Despite the fact that my freshman orientation was only a year ago, I remember about five percent of the information shared during my first days of college. Instead, what stands out among the lessons on MLA style and making “Tribe Choices” is a common aspect of adjusting to a new environment: getting-to-know-you activities with the other members of my freshman hall.
The day after move-in, my hall settled in our lounge to play the name game, an icebreaker classic. For those of you who have never been forced to engage in this activity, the name game involves individuals sitting in a circle and sharing a descriptive adjective starting with the same letter as their name (i.e. Awesome Allie). Our OAs acknowledged the silliness of this activity but assured us the monikers we gave ourselves would create friendships and remain ingrained in our memories until graduation.
Heeding this advice, I tried to find an adjective that fully captured the essence of who I was.
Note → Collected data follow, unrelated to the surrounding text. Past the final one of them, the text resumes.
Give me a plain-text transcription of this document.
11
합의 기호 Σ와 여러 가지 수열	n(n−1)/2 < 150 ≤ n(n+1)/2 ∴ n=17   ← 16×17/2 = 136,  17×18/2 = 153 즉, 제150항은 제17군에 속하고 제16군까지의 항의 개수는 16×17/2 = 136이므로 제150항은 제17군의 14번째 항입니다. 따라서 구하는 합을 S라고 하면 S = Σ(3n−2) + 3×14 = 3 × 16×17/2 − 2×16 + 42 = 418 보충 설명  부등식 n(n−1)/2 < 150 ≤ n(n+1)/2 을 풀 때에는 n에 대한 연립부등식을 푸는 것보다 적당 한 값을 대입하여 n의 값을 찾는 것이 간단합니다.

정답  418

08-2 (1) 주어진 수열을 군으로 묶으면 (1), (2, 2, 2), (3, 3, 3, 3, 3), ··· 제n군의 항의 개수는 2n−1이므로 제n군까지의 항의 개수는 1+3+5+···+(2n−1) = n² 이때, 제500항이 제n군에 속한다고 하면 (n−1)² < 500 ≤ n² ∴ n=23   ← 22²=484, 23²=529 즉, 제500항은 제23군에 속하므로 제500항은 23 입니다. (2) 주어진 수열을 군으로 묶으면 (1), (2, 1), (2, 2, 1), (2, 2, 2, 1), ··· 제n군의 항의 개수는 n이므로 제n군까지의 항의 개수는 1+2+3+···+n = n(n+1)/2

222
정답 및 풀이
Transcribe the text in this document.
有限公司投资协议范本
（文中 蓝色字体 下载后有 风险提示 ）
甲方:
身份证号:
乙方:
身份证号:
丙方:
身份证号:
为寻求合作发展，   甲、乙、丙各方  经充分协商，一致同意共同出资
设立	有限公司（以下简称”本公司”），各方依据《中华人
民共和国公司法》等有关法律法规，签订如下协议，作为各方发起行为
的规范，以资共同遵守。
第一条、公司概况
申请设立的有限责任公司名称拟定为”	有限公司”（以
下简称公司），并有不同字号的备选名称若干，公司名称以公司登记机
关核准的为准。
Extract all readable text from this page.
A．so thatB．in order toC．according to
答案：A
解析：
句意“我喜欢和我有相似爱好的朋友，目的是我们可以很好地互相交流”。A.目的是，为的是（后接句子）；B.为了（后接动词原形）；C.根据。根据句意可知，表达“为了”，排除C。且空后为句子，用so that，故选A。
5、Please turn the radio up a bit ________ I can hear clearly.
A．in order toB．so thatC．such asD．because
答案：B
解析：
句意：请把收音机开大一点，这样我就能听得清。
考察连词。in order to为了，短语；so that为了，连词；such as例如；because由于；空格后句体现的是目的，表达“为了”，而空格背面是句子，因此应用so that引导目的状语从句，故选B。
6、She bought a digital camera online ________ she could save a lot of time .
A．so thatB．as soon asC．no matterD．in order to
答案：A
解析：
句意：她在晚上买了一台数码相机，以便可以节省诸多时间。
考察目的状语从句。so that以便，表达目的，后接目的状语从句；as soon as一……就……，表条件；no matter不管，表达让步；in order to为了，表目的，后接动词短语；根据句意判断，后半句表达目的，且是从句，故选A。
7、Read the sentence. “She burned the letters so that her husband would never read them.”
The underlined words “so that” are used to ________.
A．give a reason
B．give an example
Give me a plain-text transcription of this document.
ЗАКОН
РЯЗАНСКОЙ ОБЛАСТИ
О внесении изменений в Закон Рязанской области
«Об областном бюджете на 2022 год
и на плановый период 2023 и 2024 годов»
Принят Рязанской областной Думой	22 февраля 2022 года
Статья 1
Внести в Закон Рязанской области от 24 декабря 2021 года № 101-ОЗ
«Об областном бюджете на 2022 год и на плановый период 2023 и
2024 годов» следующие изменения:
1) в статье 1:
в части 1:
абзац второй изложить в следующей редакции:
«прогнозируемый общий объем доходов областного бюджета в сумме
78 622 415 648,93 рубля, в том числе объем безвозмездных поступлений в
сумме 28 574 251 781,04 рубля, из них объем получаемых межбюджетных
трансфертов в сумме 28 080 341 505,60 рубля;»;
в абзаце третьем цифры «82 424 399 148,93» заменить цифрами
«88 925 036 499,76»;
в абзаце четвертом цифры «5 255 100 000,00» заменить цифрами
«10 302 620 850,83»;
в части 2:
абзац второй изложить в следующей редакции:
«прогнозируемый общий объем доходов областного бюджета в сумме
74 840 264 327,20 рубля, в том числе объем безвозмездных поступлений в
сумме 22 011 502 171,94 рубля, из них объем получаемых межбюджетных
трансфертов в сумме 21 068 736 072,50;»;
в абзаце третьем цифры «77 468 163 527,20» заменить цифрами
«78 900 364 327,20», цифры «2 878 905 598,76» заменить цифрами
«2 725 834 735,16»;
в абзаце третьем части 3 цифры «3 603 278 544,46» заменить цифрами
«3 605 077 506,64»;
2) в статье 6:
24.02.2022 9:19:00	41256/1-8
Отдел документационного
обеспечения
Magnificent or magical wouldn’t work, as I worried I’d sound full of myself if I picked an adjective proclaiming my greatness. Musical would’ve worked well, but someone else in my hall used it first. Finally, I settled on the only other “M” word I could think of: mellow. I thought this word would connote an aura of serenity that would somehow help me make friends with this room full of strangers.
In a hall of 26 girls, my adjective fell somewhere in the middle in terms of atypical qualities. We had a few common words you’ll find in every name game, like “kind” and “terrific,” and several more unusual adjectives, like “lurid” and “colloquial.” By the end of the game, I knew all of my hallmates by name, and I felt like I had learned something about people’s personalities by the words they chose.
Fast forward to the end of freshman year, and I could tell you almost nothing about orientation. My vague memories of those days are sweaty walks to Phi Beta Kappa Hall in Williamsburg’s August heat, an overwhelming daily schedule packed with edifying sessions and interactions with a plethora of people I never actually talked to during the school year.
The aspect of orientation that seemed to last beyond those five days was, surprisingly, the name game. As my hallmates and I became friends, we found ourselves discussing the labels we’d chosen and admitting, for the most part, they had very little to do with our real personalities. Soon, our name game adjectives became running jokes, with friends pointing out that my tendency to stress out makes mellow one of the least truthful words you could ever use to describe me.
I met many people throughout the year who weren’t in my hall, and somehow we always ended up sharing the names we had given ourselves in the game. A boy from upstairs described himself as jolly, and another one who had misunderstood the activity used tennis as his adjective. My friend who, as an OA, has played the game multiple times, called himself youthful during freshman orientation. Two years later, he tried out the adjective yummy in an effort to garner laughs from his hall. They didn’t laugh.
In the grand scheme of freshman year and my time at the College of William and Mary, the name game was largely inconsequential. The girls in my hall weren’t actually kinetic or lurid, and as time passed, I grew to know them more by the memories we shared than the labels we’d given ourselves months ago. Yet the name game is still what stands out amongst the cacophony of orientation, and I know that, as my OAs promised, I’ll remember the adjectives people used long after graduation.
As I prepare for life as a new student once again (or, as they say at the University of St. Andrews, “fresher”), I’ll miss everything the class of 2019 will come to love over this next year: the beautiful nature paths along Lake Matoaka, late-night WaWa runs and the deafening silence of third floor Swem. Most of all, I’ll miss my kind, musical, enthusiastic, terrific and lurid friends.